Pre filters are all very similar. Some may be washable or vacuumable whereas others may be disposable, but other than the cost and environmental implication of a disposable filter they won’t differ much.

The real decision-making difference will be in the main filter. In general, you should look for an air purifier that uses a high-efficiency particulate air filter (known as a HEPA filter). There are different levels of HEPA filtration but as a general rule they trap around 99.7% of particulates that are 0.3 microns in size (or larger). To learn more about What a HEPA filter is, Click Here

Additional activated carbon or charcoal filters are designed to trap volatile organic compounds (VOCs) and other odours. This can be useful if you are aiming to filter smoke from tobacco or cooking, or odours from pets or pollution. However, these filters will need to be changed frequently to be effective.

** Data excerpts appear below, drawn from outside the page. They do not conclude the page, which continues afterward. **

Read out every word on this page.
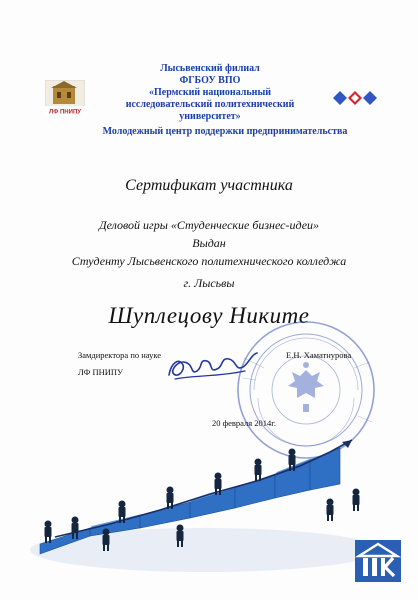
ЛФ ПНИПУ
Лысьвенский филиал
ФГБОУ ВПО
«Пермский национальный
исследовательский политехнический
университет»
Молодежный центр поддержки предпринимательства
Сертификат участника
Деловой игры «Студенческие бизнес-идеи»
Выдан
Студенту Лысьвенского политехнического колледжа
г. Лысьвы
Шуплецову Никите
Замдиректора по науке
ЛФ ПНИПУ
Е.Н. Хаматнурова
20 февраля 2014г.
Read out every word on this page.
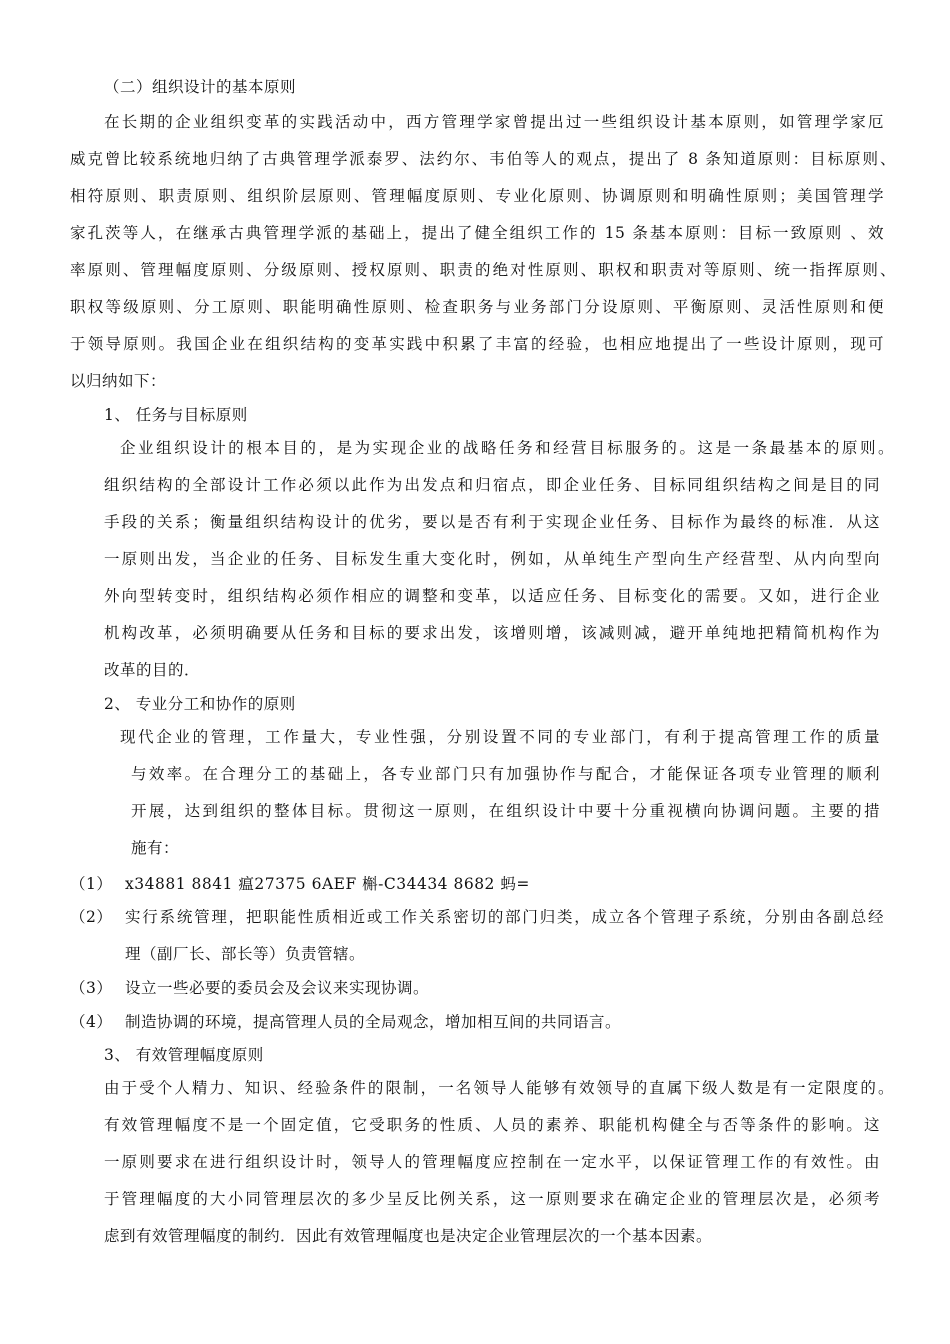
（二）组织设计的基本原则
在长期的企业组织变革的实践活动中，西方管理学家曾提出过一些组织设计基本原则，如管理学家厄
威克曾比较系统地归纳了古典管理学派泰罗、法约尔、韦伯等人的观点，提出了 8 条知道原则：目标原则、
相符原则、职责原则、组织阶层原则、管理幅度原则、专业化原则、协调原则和明确性原则；美国管理学
家孔茨等人，在继承古典管理学派的基础上，提出了健全组织工作的 15 条基本原则：目标一致原则 、效
率原则、管理幅度原则、分级原则、授权原则、职责的绝对性原则、职权和职责对等原则、统一指挥原则、
职权等级原则、分工原则、职能明确性原则、检查职务与业务部门分设原则、平衡原则、灵活性原则和便
于领导原则。我国企业在组织结构的变革实践中积累了丰富的经验，也相应地提出了一些设计原则，现可
以归纳如下：
1、 任务与目标原则
企业组织设计的根本目的，是为实现企业的战略任务和经营目标服务的。这是一条最基本的原则。
组织结构的全部设计工作必须以此作为出发点和归宿点，即企业任务、目标同组织结构之间是目的同
手段的关系；衡量组织结构设计的优劣，要以是否有利于实现企业任务、目标作为最终的标准．从这
一原则出发，当企业的任务、目标发生重大变化时，例如，从单纯生产型向生产经营型、从内向型向
外向型转变时，组织结构必须作相应的调整和变革，以适应任务、目标变化的需要。又如，进行企业
机构改革，必须明确要从任务和目标的要求出发，该增则增，该减则减，避开单纯地把精简机构作为
改革的目的．
2、 专业分工和协作的原则
现代企业的管理，工作量大，专业性强，分别设置不同的专业部门，有利于提高管理工作的质量
与效率。在合理分工的基础上，各专业部门只有加强协作与配合，才能保证各项专业管理的顺利
开展，达到组织的整体目标。贯彻这一原则，在组织设计中要十分重视横向协调问题。主要的措
施有：
（1） x34881 8841 瘟27375 6AEF 槲-C34434 8682 蚂=
（2） 实行系统管理，把职能性质相近或工作关系密切的部门归类，成立各个管理子系统，分别由各副总经
理（副厂长、部长等）负责管辖。
（3） 设立一些必要的委员会及会议来实现协调。
（4） 制造协调的环境，提高管理人员的全局观念，增加相互间的共同语言。
3、 有效管理幅度原则
由于受个人精力、知识、经验条件的限制，一名领导人能够有效领导的直属下级人数是有一定限度的。
有效管理幅度不是一个固定值，它受职务的性质、人员的素养、职能机构健全与否等条件的影响。这
一原则要求在进行组织设计时，领导人的管理幅度应控制在一定水平，以保证管理工作的有效性。由
于管理幅度的大小同管理层次的多少呈反比例关系，这一原则要求在确定企业的管理层次是，必须考
虑到有效管理幅度的制约．因此有效管理幅度也是决定企业管理层次的一个基本因素。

Some air purifiers also use technology like ultraviolet light or ionisers. UV light is said to disinfect the air, and ionisers make it so that any dust that manages to escape your air purifier is heavy and will fall to the ground.

Noise levels

Anything that has a motor or a fan will make a noise. There is no such thing as a truly silent appliance, but some are definitely quieter than others. If you want to use your air purifier in your room or your baby’s room, you might want to consider one of these quieter choices.

If you’re certain that you want the quietest option available, look out for the Quiet Mark Certification. To learn more about What the Quiet Mark means, Click Here!


If you’re looking to regularly move your air purifier from room to room around your home, you should pick a model that is portable. Smaller units can simply sit on a desk or shelf and be moved as easily as unplugging them, whereas larger units might not be so simple.

Many larger air purifiers will come fitted with castors to make movement easier, however the weight will come into account when pushing, and will be very noticeable if it needs to travel up or down stairs.

Ongoing costs

Don’t assume that the only cost of buying an air purifier is the price of the unit. As we have mentioned above, one or more of the filters will need to be replaced regularly to keep your air purifier working in top condition. If you scrimp on this cost, you may find yourself needing to buy an entirely new air purifier, or wasting your initial spend on a unit that stops being effective.

Filter costs vary between manufacturers, and their replacement times vary too. This means that one unit may have expensive filters that will last you for years, whereas others will have cheap filters that don’t last very long.

As well as this, air purifiers are generally only effective if they are running almost all of the time. This means you’ll want to consider energy costs, and the efficiency of the air purifier itself.